As I said, I don't have a problem with resolved on servers, so long as
we don't degrade our security story (so having caching off and the other
> > And so long as having a common solution can be done without regressions
> > and without hand wavy answers like "web browsers will just have to
> > switch to some new systemd DBUS API", I don't mind the change.
> Oh, come on.. NSS is neither a systemd API nor is it "new" in any
> sense of the word.. it's decades old, and with not doing it you have a
> lot of other breakage/restrictions. But, as Go is apparently our new
> hotness, we have to live with it I guess.
I wasn't talking about NSS. I was talking about web browsers or any other
piece of software that needs the complete DNS reply and still should use
the per-domain DNS servers as setup by Network Manager.
Today everything works because /etc/resolv.conf points to 127.0.1.1
which then does the per-domain DNS correctly. So whether you hit it
directly or through NSS, you get the same result.
With resolved, if you query things directly through DNS, you'll only hit
the upstream forwarders as defined in /etc/resolv.conf which will not
reflect per-domain DNS servers.
You'd then have to either query it through NSS which would mean loosing
access to the complete DNS reply or query it through some direct DBUS
API which would mean extra work for downstreams.
> > In order to reach your goal without breaking anything, I suspect we'd
> > either need to have resolved offer a local DNS server which can be put
> > ahead of everything else in /etc/resolv.conf, similar to what we do with
> > dnsmasq.
> Turning resolved into a DNS server (which it doesn't aim/want to be)

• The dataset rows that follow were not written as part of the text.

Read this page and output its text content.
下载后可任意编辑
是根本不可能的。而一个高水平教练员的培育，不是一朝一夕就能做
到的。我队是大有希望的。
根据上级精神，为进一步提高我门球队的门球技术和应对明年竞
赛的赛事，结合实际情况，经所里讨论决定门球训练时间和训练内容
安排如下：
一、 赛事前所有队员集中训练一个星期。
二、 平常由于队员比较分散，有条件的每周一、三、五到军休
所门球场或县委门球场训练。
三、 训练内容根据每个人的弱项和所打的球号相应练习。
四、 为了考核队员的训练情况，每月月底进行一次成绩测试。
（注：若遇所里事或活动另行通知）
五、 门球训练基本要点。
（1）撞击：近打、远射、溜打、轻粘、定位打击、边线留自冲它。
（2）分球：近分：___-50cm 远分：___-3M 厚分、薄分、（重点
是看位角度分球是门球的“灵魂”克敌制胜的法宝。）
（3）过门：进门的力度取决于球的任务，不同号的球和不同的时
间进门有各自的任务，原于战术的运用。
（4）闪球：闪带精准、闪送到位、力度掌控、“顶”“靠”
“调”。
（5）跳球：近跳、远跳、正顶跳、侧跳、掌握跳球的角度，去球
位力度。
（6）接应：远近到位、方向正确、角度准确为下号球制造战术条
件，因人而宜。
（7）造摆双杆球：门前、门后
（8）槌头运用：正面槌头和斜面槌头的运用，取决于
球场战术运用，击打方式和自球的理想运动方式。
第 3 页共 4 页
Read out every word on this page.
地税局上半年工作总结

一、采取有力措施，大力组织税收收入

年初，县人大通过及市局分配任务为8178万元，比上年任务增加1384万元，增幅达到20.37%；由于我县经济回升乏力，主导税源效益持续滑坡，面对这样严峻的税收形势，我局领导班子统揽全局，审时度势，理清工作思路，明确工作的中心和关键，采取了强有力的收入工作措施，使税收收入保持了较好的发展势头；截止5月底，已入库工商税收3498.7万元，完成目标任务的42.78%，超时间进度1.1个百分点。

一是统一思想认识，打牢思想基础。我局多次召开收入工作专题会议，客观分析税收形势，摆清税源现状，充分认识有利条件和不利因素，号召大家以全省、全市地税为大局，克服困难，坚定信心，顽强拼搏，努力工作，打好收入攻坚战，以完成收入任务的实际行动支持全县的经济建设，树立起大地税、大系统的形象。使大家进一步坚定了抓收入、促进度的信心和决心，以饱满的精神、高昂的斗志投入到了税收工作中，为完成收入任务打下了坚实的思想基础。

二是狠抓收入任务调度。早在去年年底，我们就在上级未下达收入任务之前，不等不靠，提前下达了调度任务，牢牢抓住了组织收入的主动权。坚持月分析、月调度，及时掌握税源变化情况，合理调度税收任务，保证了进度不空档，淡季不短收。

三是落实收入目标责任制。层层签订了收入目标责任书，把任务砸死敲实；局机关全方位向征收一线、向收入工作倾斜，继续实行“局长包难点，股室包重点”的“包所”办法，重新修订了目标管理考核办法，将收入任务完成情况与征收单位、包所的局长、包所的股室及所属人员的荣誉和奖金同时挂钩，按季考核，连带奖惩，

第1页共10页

> would be rather pointless IMHO. Then we can just as well use dnsmasq
> everywhere, I see little point in having two different solutions on
> desktop/server. Are there any objections to that? (It makes using
> networkd significantly harder, but we can patch this in principle)
We don't have anything right now that lets you manage such a dnsmasq, so
some integration code would have to be written for resolvconf I'd expect
to setup and manage that dnsmasq instance.